Ducks Just Drew A New Line Around Several Young Players

The Anaheim Ducks have strategically repositioned their talent pool by extending qualifying offers to seven restricted free agents, yet the decision to release four notable prospects has sparked intrigue ahead of the NHL free agency period.

The Anaheim Ducks made their biggest qualifying-offer decisions before Monday’s 2 p.m. PST deadline, and the list tells you a lot about how Pat Verbeek is sorting the organization’s depth chart.

Out of 11 pending RFAs, Anaheim extended qualifying offers to seven. The group included center Leo Carlsson, left winger Cutter Gauthier, defenseman Pavel Mintyukov, defenseman Tyson Hinds, goaltender Vyacheslav Buteyets, goaltender Calle Clang and left winger Sasha Pastujov.

That means the Ducks kept the obvious core pieces in the fold. Carlsson, Gauthier, Mintyukov and Hinds were the cleanest decisions on the board as NHL roster players, while Buteyets and Pastujov were qualified as AHL players.

Clang’s qualifying offer stood out a little more. The 24-year-old had recently signed a two-year deal with Rogle BK in the SHL, the same club he played for before coming to North America and joining the San Diego Gulls. Anaheim’s move appears aimed at holding onto his rights in case his path eventually circles back to North America after a reset in Sweden.

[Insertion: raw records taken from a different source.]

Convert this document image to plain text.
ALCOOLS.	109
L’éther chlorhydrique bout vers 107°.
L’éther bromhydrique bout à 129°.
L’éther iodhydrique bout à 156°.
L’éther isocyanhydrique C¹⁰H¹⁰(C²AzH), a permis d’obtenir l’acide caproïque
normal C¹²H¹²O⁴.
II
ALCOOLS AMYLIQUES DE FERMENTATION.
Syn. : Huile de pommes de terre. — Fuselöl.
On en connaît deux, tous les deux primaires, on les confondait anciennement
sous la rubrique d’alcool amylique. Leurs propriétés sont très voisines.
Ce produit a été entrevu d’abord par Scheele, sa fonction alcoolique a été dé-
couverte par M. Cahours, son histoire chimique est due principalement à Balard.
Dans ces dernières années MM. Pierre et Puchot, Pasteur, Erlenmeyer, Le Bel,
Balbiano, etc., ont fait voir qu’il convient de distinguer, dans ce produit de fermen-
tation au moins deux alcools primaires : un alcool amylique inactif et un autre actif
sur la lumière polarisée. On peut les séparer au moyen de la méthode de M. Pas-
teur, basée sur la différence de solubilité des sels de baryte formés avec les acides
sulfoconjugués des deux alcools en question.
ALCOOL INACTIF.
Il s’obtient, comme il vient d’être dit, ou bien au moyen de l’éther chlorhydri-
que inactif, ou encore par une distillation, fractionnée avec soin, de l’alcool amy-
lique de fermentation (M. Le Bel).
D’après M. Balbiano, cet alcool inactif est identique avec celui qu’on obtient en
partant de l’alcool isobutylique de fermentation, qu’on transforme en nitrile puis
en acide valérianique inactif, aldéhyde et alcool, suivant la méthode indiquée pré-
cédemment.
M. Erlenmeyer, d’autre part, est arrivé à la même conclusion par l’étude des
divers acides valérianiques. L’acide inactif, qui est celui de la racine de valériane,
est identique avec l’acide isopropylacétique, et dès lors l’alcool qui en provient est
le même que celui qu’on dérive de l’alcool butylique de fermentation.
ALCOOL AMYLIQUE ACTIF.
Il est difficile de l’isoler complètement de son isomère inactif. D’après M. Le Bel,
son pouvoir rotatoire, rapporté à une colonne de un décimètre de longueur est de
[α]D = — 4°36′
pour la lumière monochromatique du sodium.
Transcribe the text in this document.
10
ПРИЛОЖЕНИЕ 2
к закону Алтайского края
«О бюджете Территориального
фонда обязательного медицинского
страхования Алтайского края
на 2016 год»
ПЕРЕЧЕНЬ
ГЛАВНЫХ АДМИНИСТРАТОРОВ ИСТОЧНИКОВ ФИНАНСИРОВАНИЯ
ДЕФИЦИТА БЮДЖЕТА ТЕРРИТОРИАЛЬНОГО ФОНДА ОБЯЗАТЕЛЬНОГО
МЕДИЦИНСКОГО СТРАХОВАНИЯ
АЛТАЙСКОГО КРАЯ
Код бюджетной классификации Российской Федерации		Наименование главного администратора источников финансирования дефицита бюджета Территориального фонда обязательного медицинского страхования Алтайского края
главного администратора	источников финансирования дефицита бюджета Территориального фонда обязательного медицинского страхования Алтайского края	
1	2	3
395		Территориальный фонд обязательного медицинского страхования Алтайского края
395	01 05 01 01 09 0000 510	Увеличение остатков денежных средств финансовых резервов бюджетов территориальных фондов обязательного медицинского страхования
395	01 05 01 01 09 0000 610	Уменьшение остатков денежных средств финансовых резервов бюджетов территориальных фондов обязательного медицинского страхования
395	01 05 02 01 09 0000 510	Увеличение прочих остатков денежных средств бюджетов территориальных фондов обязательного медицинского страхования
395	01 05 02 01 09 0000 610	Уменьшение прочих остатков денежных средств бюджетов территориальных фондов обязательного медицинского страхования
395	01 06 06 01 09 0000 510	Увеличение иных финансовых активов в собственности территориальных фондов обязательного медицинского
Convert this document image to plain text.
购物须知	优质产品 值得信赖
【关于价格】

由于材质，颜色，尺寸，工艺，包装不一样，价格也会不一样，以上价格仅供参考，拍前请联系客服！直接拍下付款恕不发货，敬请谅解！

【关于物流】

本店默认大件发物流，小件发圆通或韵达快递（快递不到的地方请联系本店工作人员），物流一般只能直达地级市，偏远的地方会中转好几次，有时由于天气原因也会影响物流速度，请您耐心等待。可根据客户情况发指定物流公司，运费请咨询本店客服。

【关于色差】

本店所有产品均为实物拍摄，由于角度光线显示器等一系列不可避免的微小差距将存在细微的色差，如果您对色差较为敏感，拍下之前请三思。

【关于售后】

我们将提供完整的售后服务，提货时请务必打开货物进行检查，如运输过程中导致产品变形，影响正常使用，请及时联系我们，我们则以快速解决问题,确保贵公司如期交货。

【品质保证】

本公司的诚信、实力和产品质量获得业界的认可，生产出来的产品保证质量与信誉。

Four Ducks prospects were not tendered qualifying offers and will head to the open market on July 1 at 9 a.m. PST if they remain unsigned before then: defenseman Jeremie Biakabutuka, defenseman Kyle Masters, center Jan Mysak and right winger Jaxsen Wiebe.

Biakabutuka, 24, came to Anaheim from the St. Louis Blues in the Cam Fowler deal, along with a 2027 second-round pick going back to the Ducks and a 2027 fourth-round pick heading the other way. He logged just 11 games with the Gulls and 75 games with the Tulsa Oilers during his time in the organization.

Masters, 23, had only been acquired two days earlier, on the second day of the 2026 NHL Entry Draft. Anaheim got him and a sixth-round pick, Noah Kosick, from the Carolina Hurricanes in exchange for the signing rights to defenseman John Carlson. Since then, Masters’ signing rights have been traded back to Carolina for the signing rights to AHL center Noah Philp, 27.

Mysak, 24, arrived from the Montreal Canadiens two years ago in the Jacob Perreault trade. Like Clang, he has already signed a two-year deal in the SHL, with HV71. He played 138 games for the Gulls over two and a half years in the Ducks organization.

Wiebe, 24, signed an entry-level contract as an undrafted free agent in March 2023 and spent his Anaheim tenure bouncing between the AHL and ECHL.